For this post, I want to prove that in the absence of external forces, the total angular momentum of an N-particle system is conserved.

I start with  $\vec{P} = \displaystyle \sum_{\alpha} \vec{p}_{\alpha}$ which is the total momentum of an N-particle system. Now I can vectorially multiple the total momentum by $\vec{r}$ which is the position vector measured from the same origin $O$ for each particle. This will give me the total angular momentum of the system which can be written as $\vec{L} = \displaystyle \sum_{\alpha = 1}^{N} \vec{\ell}_{\alpha} = \displaystyle\sum_{\alpha = 1}^{N} \vec{r}_{\alpha} \times \vec{p}_{\alpha}$. After differentiating with respect to $t$, I obtain $\dot{\vec{L}} = \displaystyle \sum_{\alpha} \dot{\vec{\ell}}_{\alpha} = \displaystyle \sum_{\alpha} \frac{d}{dt} (\vec{r} \times \vec{p}) = \displaystyle \sum_{\alpha} ( \dot{\vec{r}} \times \vec{p}) + (\vec{r} \times \dot{\vec{p}})$. In the first cross product, I can substitute $\vec{p}$ with $m\dot{\vec{r}}$, and since the cross product of any two parallel vectors is zero, the first term becomes zero.
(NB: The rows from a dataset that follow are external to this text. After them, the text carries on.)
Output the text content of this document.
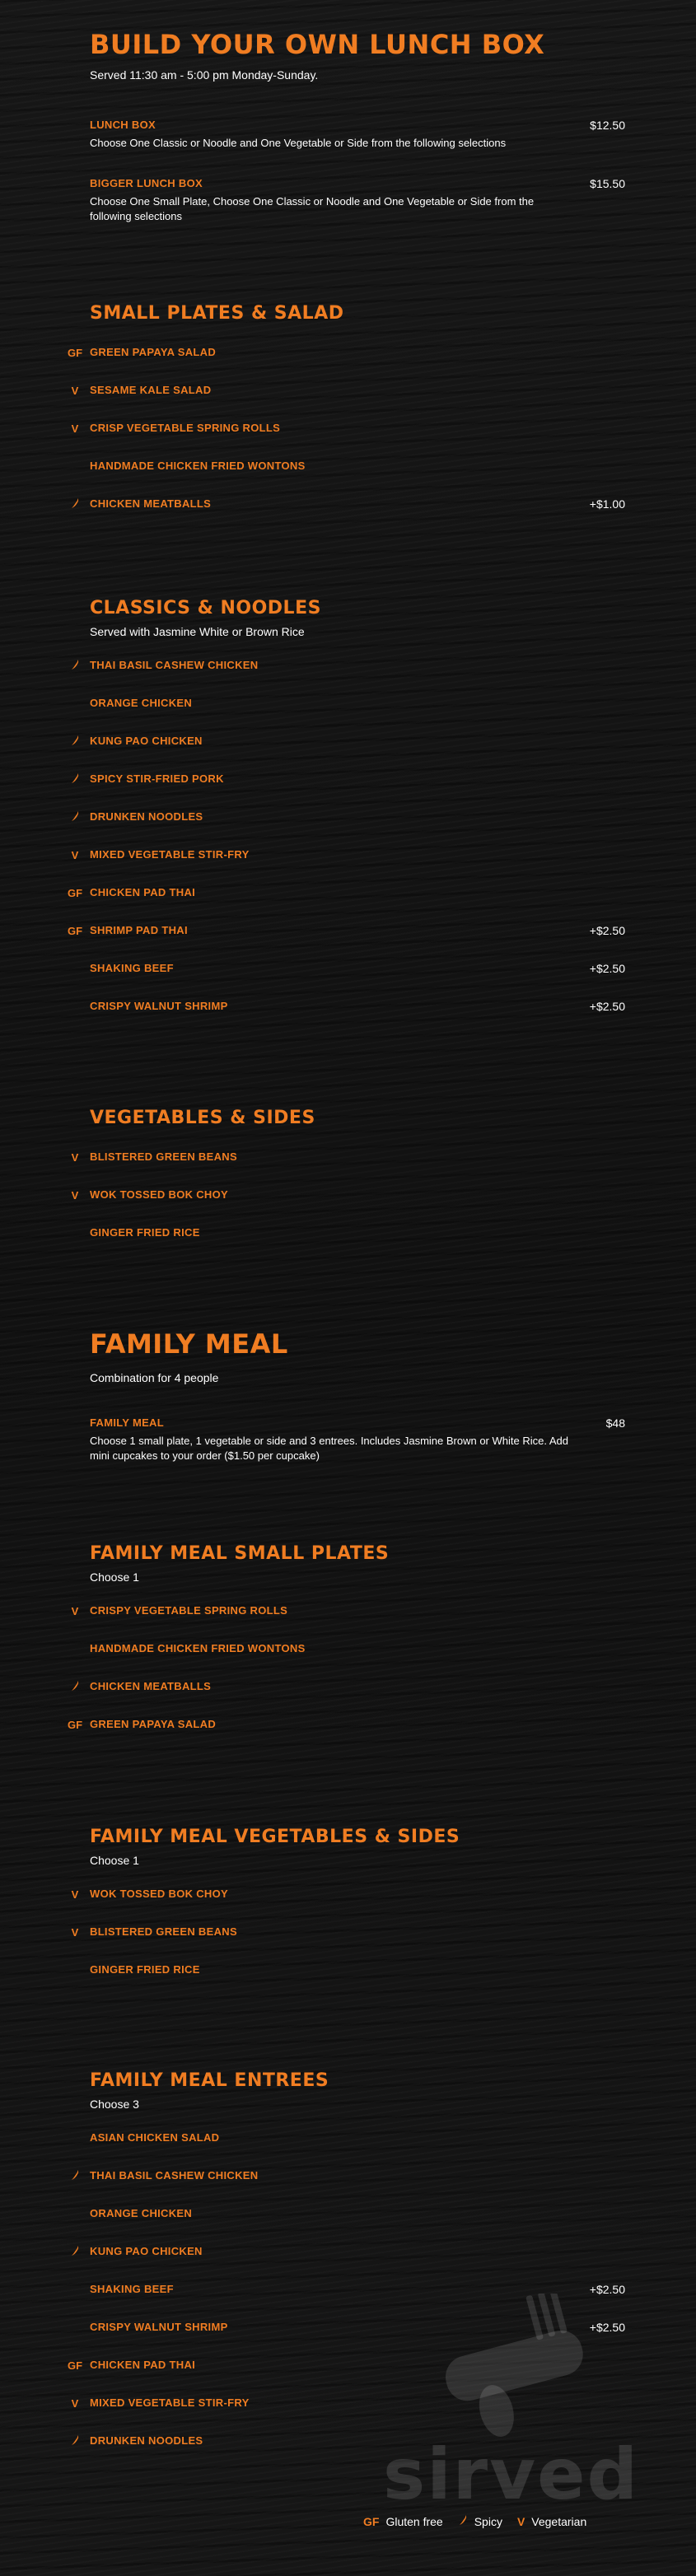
BUILD YOUR OWN LUNCH BOX
Served 11:30 am - 5:00 pm Monday-Sunday.
LUNCH BOX
Choose One Classic or Noodle and One Vegetable or Side from the following selections
$12.50
BIGGER LUNCH BOX
Choose One Small Plate, Choose One Classic or Noodle and One Vegetable or Side from the following selections
$15.50
SMALL PLATES & SALAD
GF GREEN PAPAYA SALAD
V	SESAME KALE SALAD
V	CRISP VEGETABLE SPRING ROLLS
HANDMADE CHICKEN FRIED WONTONS
CHICKEN MEATBALLS	+$1.00
CLASSICS & NOODLES
Served with Jasmine White or Brown Rice
THAI BASIL CASHEW CHICKEN
ORANGE CHICKEN
KUNG PAO CHICKEN
SPICY STIR-FRIED PORK
DRUNKEN NOODLES
V	MIXED VEGETABLE STIR-FRY
GF CHICKEN PAD THAI
GF SHRIMP PAD THAI	+$2.50
SHAKING BEEF	+$2.50
CRISPY WALNUT SHRIMP	+$2.50
VEGETABLES & SIDES
V	BLISTERED GREEN BEANS
V	WOK TOSSED BOK CHOY
GINGER FRIED RICE
FAMILY MEAL
Combination for 4 people
FAMILY MEAL
Choose 1 small plate, 1 vegetable or side and 3 entrees. Includes Jasmine Brown or White Rice. Add mini cupcakes to your order ($1.50 per cupcake)
$48
FAMILY MEAL SMALL PLATES
Choose 1
V	CRISPY VEGETABLE SPRING ROLLS
HANDMADE CHICKEN FRIED WONTONS
CHICKEN MEATBALLS
GF GREEN PAPAYA SALAD
FAMILY MEAL VEGETABLES & SIDES
Choose 1
V	WOK TOSSED BOK CHOY
V	BLISTERED GREEN BEANS
GINGER FRIED RICE
FAMILY MEAL ENTREES
Choose 3
ASIAN CHICKEN SALAD
THAI BASIL CASHEW CHICKEN
ORANGE CHICKEN
KUNG PAO CHICKEN
SHAKING BEEF	+$2.50
CRISPY WALNUT SHRIMP	+$2.50
GF CHICKEN PAD THAI
V	MIXED VEGETABLE STIR-FRY
DRUNKEN NOODLES	sirved
GF Gluten free	Spicy V Vegetarian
This leaves implies that my sum becomes $\displaystyle\sum_{\alpha}\vec{r}_{\alpha} \times \vec{F}_{\alpha}$. Now, I can rewrite the net force on particle $\alpha$ as $\vec{F}_{\alpha} = \displaystyle \sum_{\beta \neq \alpha} \vec{F}_{\alpha \beta}$, where $\vec{F}_{\alpha \beta}$ represents the force exerted on particle $\alpha$ by particle $\beta$. Now I can make a substitution for $\vec{F}_{\alpha}$ to give me $\dot{\vec{L}} = \displaystyle \sum_{\alpha} \displaystyle \sum_{\beta \neq \alpha} \vec{r}_{\alpha} \times \vec{F}_{\alpha \beta}$

…I will finish the rest of this at some point. I seem to have misplaced the book.